The following month, DEP fined Chesapeake Energy $900,000, the largest amount in the state's history, for allowing methane gas to pollute the drinking water of 16 families in Bradford County during the previous year. The DEP noted there may have been toxic methane emissions from as many as six wells in five towns. The DEP also fined Chesapeake $188,000 for a fire at a well in Washington County that injured three workers.
In January 2012, an equipment failure at a drill site in Susquehanna County led to a spill of several thousand gallons of fluid for almost a half-hour, causing "potential pollution," according to the DEP. In its citation to Carizzo Oil and Gas, the DEP "strongly" recommended that the company cease drilling at all 67 wells "until the cause of this problem and a solution are identified."

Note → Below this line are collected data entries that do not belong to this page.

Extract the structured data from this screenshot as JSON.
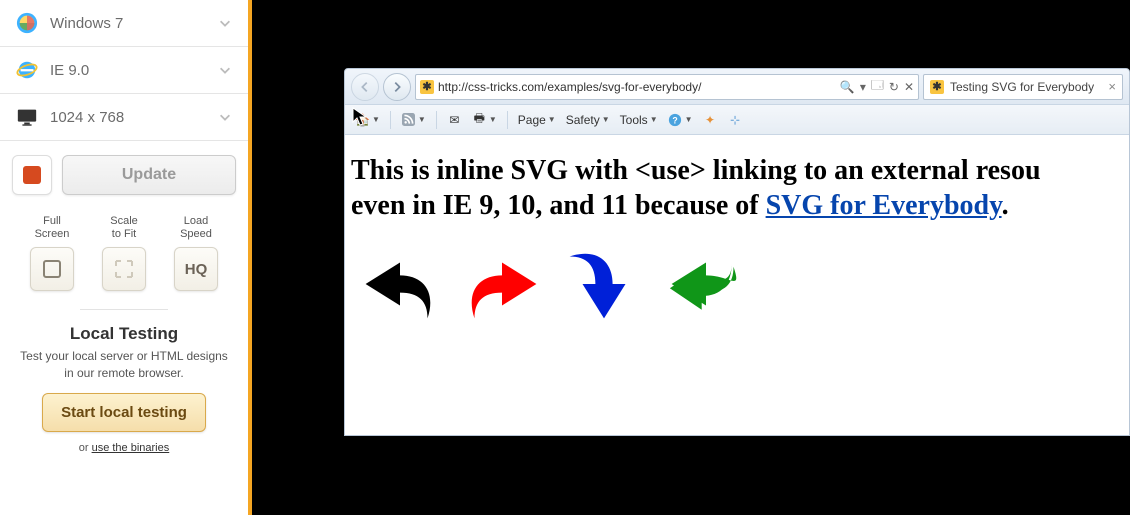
{
  "sidebar": {
    "os": {
      "label": "Windows 7"
    },
    "browser": {
      "label": "IE 9.0"
    },
    "resolution": {
      "label": "1024 x 768"
    },
    "update_label": "Update",
    "tools": {
      "fullscreen": "Full\nScreen",
      "scale": "Scale\nto Fit",
      "speed": "Load\nSpeed",
      "hq_label": "HQ"
    },
    "local": {
      "title": "Local Testing",
      "subtitle": "Test your local server or HTML designs in our remote browser.",
      "button": "Start local testing",
      "or": "or ",
      "link": "use the binaries"
    }
  },
  "ie": {
    "url": "http://css-tricks.com/examples/svg-for-everybody/",
    "addr_icons": {
      "search": "🔍",
      "dropdown": "▾",
      "refresh": "↻",
      "stop": "✕",
      "new": "🗔"
    },
    "tab_title": "Testing SVG for Everybody",
    "toolbar": {
      "page": "Page",
      "safety": "Safety",
      "tools": "Tools"
    },
    "page": {
      "heading_pre": "This is inline SVG with <use> linking to an external resou",
      "heading_line2_pre": "even in IE 9, 10, and 11 because of ",
      "heading_link": "SVG for Everybody",
      "heading_post": "."
    },
    "arrows": [
      {
        "name": "undo",
        "color": "#000000"
      },
      {
        "name": "redo",
        "color": "#ff0000"
      },
      {
        "name": "down-curve",
        "color": "#0020d8"
      },
      {
        "name": "left-curve",
        "color": "#109618"
      }
    ]
  }
}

In December 2011, the federal Environmental Protection Agency concluded that fracking operations could be responsible for groundwater pollution.

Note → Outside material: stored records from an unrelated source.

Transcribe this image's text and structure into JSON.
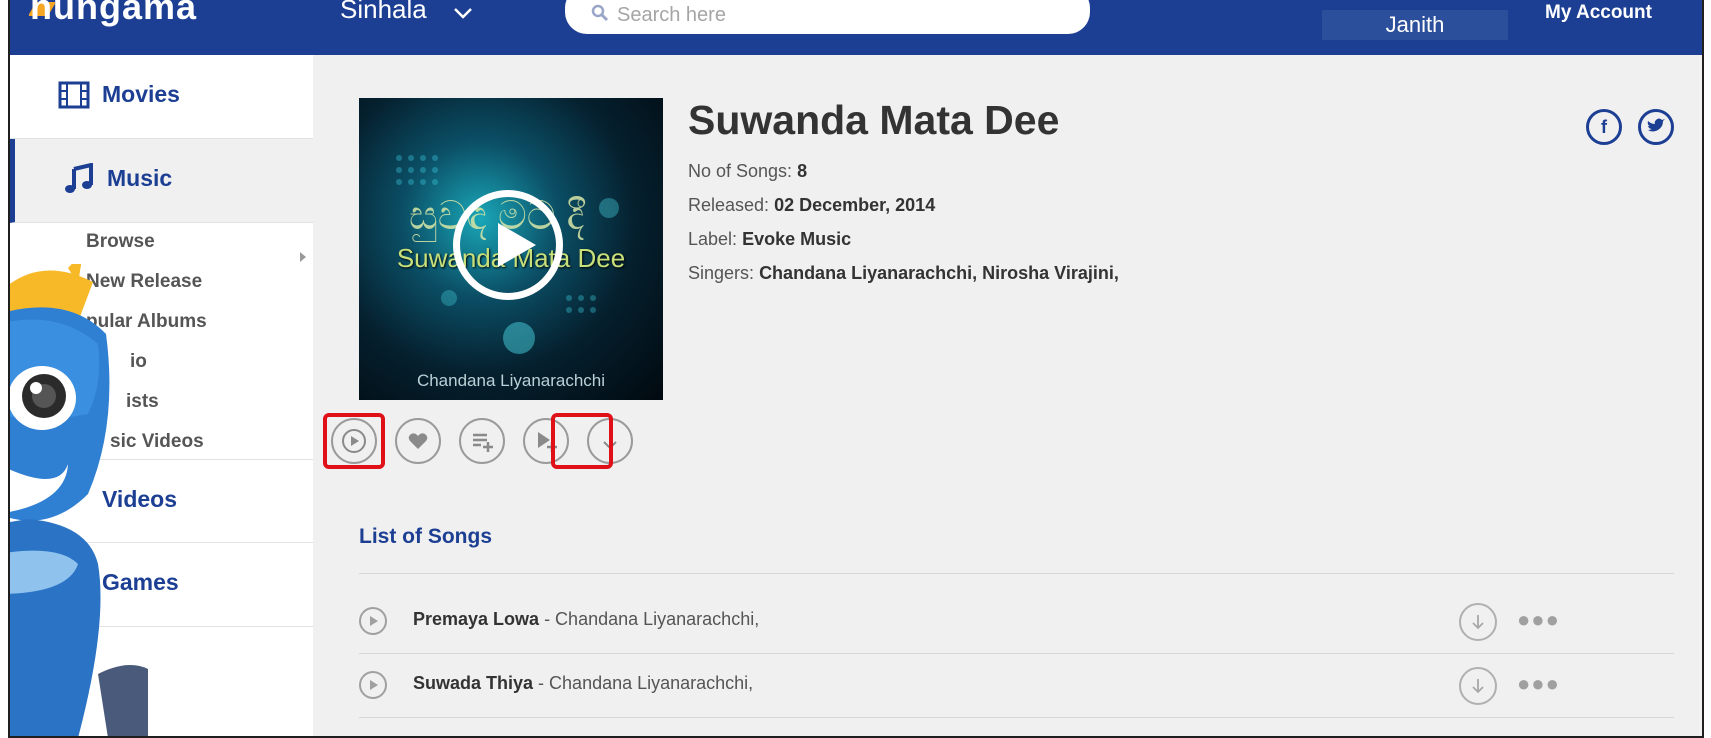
{
  "header": {
    "logo": "hungama",
    "language": "Sinhala",
    "search_placeholder": "Search here",
    "user": "Janith",
    "account": "My Account"
  },
  "sidebar": {
    "items": [
      {
        "label": "Movies",
        "icon": "film-icon"
      },
      {
        "label": "Music",
        "icon": "music-note-icon",
        "active": true
      },
      {
        "label": "Videos",
        "icon": "video-icon"
      },
      {
        "label": "Games",
        "icon": "gamepad-icon"
      }
    ],
    "music_sub": [
      "Browse",
      "New Release",
      "pular Albums",
      "io",
      "ists",
      "sic Videos"
    ]
  },
  "album": {
    "title": "Suwanda Mata Dee",
    "cover_title": "Suwanda Mata Dee",
    "cover_script": "සුවඳ මට දී",
    "cover_artist": "Chandana Liyanarachchi",
    "songs_label": "No of Songs:",
    "songs_count": "8",
    "released_label": "Released:",
    "released": "02 December, 2014",
    "label_label": "Label:",
    "label": "Evoke Music",
    "singers_label": "Singers:",
    "singers": "Chandana Liyanarachchi, Nirosha Virajini,"
  },
  "social": {
    "facebook": "f",
    "twitter": "t"
  },
  "list_heading": "List of Songs",
  "songs": [
    {
      "name": "Premaya Lowa",
      "artist": " - Chandana Liyanarachchi,"
    },
    {
      "name": "Suwada Thiya",
      "artist": " - Chandana Liyanarachchi,"
    }
  ],
  "colors": {
    "brand": "#1c3f94",
    "highlight": "#e01019",
    "background": "#f0f0f0"
  }
}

"Today's methods make gas drilling a filthy business. You know it's bad when nearby residents can light the water coming out of their tap on fire," says Larry Schweiger , president of the National Wildlife Federation . What's causing the fire is the methane from the drilling operations. A ProPublica investigation in 2009 revealed methane contamination was widespread in drinking water in areas around fracking operations in Colorado, Texas, Wyoming, and Pennsylvania. The presence of methane in drinking water in Dimock, Pa., had become the focal point for Josh Fox's investigative documentary, Gasland , which received an Academy Award nomination in 2011 for Outstanding Documentary; Fox also received an Emmy for non-fiction directing. Fox's interest in fracking intensified when a natural gas company offered $100,000 for mineral rights on property his family owned in Milanville, in the extreme northeast part of Pennsylvania, about 60 miles east of Dimock.

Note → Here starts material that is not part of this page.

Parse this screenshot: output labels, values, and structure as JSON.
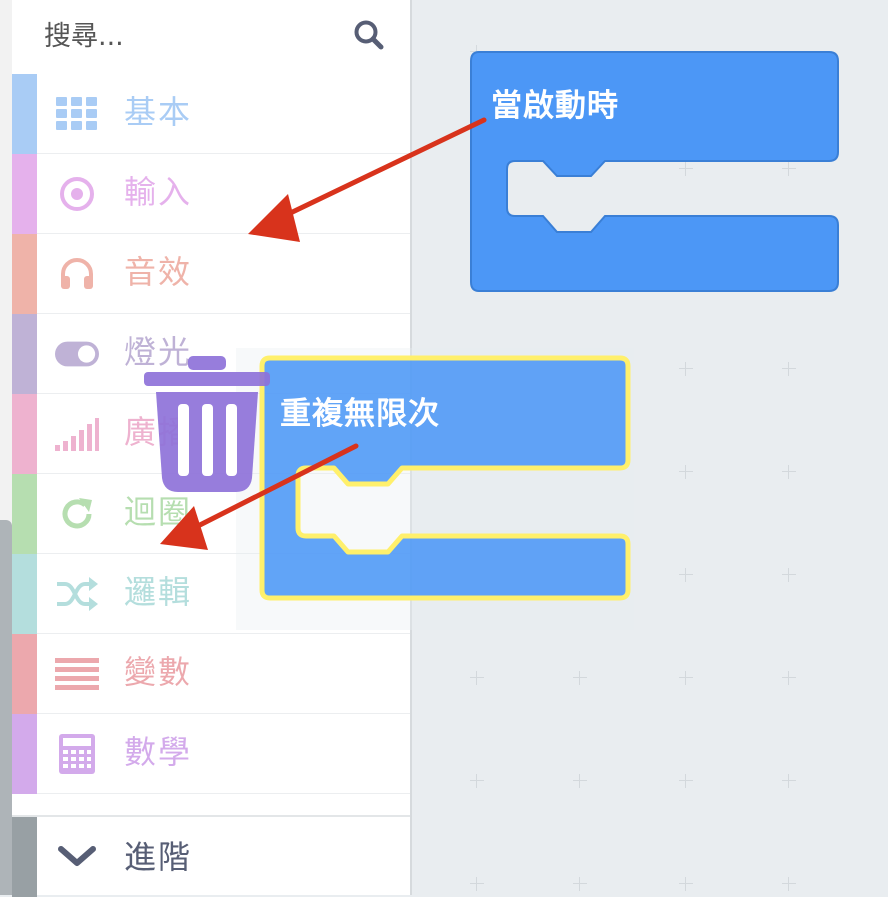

"Some of the chemicals used in hydraulic fracturing--or liberated by it--are carcinogens," Dr. Sandra Steingraber told members of the Environmental Conservation and Health committee of the New York State Assembly. Dr. Steingraber, a biologist and distinguished scholar in residence at Ithaca College, pointed out that some of the chemicals "are neurological poisons with suspected links to learning deficits in children," while others "are asthma triggers. Some, especially the radioactive ones, are known to bioaccumulate in milk. Others are reproductive toxicants that can contribute to pregnancy loss."
An investigation by New York Times reporter Ian Urbina, based upon thousands of unreported EPA documents and a confidential study by the natural gas industry, concluded, "Radioactivity in drilling waste cannot be fully diluted in rivers and other waterways." Urbina learned that wastewater from fracking operations was about 100 times more toxic than federal drinking water standards; 15 wells had readings about 1,000 times higher than standards.
Research by Dr. Ronald Bishop , a biochemist at SUNY/Oneonta, suggests that fracking to extract methane gas "is highly likely to degrade air, surface water and ground-water quality, to harm humans, and to negatively impact aquatic and forest ecosystems." He notes that "potential exposure effects for humans will include poisoning of susceptible tissues, endocrine disruption syndromes, and elevated risk for certain cancers." Every well, says Dr. Bishop, "will generate a sediment discharge of approximately eight tons per year into local waterways, further threatening federally endangered mollusks and other aquatic organisms." In addition to the environmental pollution by the fracking process, Dr. Bishop believes "intensive use of diesel-fuel equipment will degrade air quality [that could affect] humans, livestock, and crops."